According to Hinrich Martens, associate vice president for computing and information technology, the problem that caused the crash, crippling email service at UB for nearly two weeks, has been identified by Veritas, the company that supplied the server's software.
"We're certainly very relieved that this has been identified and pinpointed and we're also certainly relieved that email has been restored," Martens said.
Veritas notified UB on Friday that the system-wide failure was indeed caused by the number of files on the server, which had grown to more than 8.5 million files.
CIT personnel are relieved that the source of the problem has been found, and that the software company's findings "confirm what we'd suspected...(and) confirm that we took the right tact when we divided the file system" into 12 smaller files because the problem was "clearly related to size," Martens said.
Veritas has provided UB with a "fix," or software patch that was installed early Tuesday morning to prevent the problem from occurring again. Sending customers a "fix" is a common practice when a problem has been identified by a software manufacturer, he said.
Given what the university was up against, Martens said he felt the software problem had been identified in "a very reasonable time frame."
In fact, given the severity of the server crash, he said he thought things had been handled as well as they possibly could have been. And while the reaction of the university community could have been vitriolic, feedback has been "amazingly positive...very understanding and very sympathetic, except for a few isolated exceptions," he said.

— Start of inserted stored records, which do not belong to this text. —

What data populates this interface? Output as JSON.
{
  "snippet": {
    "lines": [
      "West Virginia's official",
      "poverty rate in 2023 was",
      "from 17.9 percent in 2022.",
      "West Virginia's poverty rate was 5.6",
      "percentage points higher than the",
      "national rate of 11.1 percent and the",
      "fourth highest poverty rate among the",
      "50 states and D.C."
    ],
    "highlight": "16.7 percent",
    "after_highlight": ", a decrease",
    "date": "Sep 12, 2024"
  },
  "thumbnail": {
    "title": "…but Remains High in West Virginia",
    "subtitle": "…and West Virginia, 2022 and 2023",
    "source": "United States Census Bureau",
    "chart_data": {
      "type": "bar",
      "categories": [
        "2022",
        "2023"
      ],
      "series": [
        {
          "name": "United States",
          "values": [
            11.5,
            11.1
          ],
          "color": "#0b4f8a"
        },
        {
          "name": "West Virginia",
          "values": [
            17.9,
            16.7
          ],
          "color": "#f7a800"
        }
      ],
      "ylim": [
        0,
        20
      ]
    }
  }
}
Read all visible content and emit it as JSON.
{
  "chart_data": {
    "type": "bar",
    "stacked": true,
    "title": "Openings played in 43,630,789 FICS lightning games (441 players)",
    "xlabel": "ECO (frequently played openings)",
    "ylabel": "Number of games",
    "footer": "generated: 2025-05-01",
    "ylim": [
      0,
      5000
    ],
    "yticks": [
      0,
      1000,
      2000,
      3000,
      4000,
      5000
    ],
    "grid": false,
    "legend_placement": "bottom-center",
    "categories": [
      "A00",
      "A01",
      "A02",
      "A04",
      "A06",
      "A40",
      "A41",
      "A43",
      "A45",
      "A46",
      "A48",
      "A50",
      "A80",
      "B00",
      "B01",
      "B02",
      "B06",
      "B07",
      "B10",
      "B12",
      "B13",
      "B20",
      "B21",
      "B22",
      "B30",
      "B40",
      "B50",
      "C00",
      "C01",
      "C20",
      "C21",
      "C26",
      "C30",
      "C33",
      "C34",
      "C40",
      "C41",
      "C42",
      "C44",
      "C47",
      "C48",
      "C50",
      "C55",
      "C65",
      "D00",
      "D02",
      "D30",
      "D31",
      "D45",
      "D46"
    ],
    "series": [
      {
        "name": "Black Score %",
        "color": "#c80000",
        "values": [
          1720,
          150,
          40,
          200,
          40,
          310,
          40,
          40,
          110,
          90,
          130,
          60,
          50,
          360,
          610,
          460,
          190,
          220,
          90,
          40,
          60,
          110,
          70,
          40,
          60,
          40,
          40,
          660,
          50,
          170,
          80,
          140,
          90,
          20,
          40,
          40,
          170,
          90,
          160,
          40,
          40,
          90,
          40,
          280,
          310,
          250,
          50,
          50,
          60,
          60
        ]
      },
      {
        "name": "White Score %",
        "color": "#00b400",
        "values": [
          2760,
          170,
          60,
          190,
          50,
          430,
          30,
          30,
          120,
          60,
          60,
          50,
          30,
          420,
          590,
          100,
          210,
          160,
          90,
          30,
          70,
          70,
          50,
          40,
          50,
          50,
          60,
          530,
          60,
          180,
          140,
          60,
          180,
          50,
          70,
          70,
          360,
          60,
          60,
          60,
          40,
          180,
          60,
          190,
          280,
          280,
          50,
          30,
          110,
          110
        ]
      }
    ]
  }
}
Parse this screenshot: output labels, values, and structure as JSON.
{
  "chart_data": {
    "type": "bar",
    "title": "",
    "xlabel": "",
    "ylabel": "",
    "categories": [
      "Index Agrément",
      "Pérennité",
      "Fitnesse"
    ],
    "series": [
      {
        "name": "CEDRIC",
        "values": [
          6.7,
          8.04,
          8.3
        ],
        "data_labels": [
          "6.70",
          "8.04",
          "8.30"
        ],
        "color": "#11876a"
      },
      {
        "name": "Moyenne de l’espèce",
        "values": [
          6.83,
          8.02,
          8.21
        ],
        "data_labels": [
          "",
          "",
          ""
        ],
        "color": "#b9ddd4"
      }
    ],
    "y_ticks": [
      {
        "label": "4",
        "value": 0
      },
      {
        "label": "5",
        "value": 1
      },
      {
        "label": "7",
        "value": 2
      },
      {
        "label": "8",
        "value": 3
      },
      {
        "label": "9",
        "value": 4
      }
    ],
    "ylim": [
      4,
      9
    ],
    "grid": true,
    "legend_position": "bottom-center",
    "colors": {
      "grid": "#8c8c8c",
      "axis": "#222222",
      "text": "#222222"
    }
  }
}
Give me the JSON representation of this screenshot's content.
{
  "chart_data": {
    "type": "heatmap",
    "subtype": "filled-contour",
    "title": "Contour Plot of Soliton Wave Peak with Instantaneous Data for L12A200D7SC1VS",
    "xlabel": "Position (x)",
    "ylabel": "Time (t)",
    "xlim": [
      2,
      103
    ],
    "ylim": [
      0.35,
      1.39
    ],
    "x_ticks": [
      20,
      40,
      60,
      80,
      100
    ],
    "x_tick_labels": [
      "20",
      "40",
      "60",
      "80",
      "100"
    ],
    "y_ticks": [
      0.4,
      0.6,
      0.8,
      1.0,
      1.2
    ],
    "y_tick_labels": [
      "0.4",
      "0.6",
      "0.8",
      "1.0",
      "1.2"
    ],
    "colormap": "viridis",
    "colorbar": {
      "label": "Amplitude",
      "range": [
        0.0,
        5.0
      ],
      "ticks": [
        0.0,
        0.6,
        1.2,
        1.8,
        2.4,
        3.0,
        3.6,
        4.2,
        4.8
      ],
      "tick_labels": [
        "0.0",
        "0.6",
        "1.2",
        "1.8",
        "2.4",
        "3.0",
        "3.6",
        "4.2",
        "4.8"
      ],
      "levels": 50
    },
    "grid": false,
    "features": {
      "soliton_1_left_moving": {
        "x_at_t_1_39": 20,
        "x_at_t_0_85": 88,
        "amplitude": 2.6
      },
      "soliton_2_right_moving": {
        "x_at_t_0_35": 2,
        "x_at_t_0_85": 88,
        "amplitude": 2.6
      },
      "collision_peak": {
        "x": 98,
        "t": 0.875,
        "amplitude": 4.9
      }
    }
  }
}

"We've been able to do pretty well in living through and surviving this process," Martens added.
As he had indicated earlier, Martens said a campus-wide committee has been set up to review the approach that was taken in restoration of the university's central email server and recommend changes, including possible long-term changes such as replacement of the system, if that is deemed necessary. That committee was scheduled to hold its preliminary meeting this week.
While some members of the university community found two weeks without email to be a huge disruption, others barely noticed, especially departments that use a separate email server.
Such was the case with the Office of Admissions, which receives an average of 80 email messages a day from prospective students, said Mary Weatherston, assistant director of admissions marketing communications.
If admissions had been on the central email server, "we would have had an awful lot of annoyed prospective students. They would have thought we were ignoring them, and how would they have known (differently)?" she asked.
Some inquiries received by admissions may have been affected, she noted, since many of the messages the office receives are forwarded to another department for a reply. If those departments were on UB's central email server, the answers obviously would have been delayed.
Electronic communication in the student-services node also continued pretty much as usual because people in that area all are on a separate server and were not affected by the crash, said Susan Eck, coordinator of the student services information technology node.
Except Eck, herself, that is.
Ironically, she was the only one in the node who had opted for an "acsu" account and lost her email during the two-week period when the server was down.
It wasn't entirely a bad thing, Eck said.
"I spoke to people I've never spoken to on the phone before," she said, noting these were people whom she emails on a regular basis and has met from time to time in meetings, but has never actually conversed with on the telephone.
Even classes that rely heavily on technology were able to carry on without major disruption.
John Ellison, associate professor of information and library studies, uses distance learning to teach a number of his classes. While the server crash had an impact on communication with students who attend his classes in remote locations, the courses themselves are delivered over a WebBulletinBoard, and were not impacted by the email problems, he said.
But "students were unable to reach me via their email accounts at UB so we lost nearly a week of 'personal communication time,' which is a significant part of teaching via distance learning," he said.
Ellison has an email account through a local Net server in addition to his UB email address.
"I have never had a problem with my local Net server. My UB email address is available and used by some students and faculty to reach me. However, the UB account is forwarded to my local Net server. Should one account go down, students and my colleagues can nearly always reach me," he said.
Unfortunately, his students who have just a UB account were at a disadvantage while the central server was down.
"Many students working on course-related research projects develop their design methodology in cooperation with me via email. Those with only UB email accounts lost their ability to reach me during the time the email system was down," Ellison said.
The temporary loss of email was not completely without benefit, though.
"On the up-side of the UB email down time, I was able to focus more on my own academic projects, since neither my colleagues nor students could reach me," he said.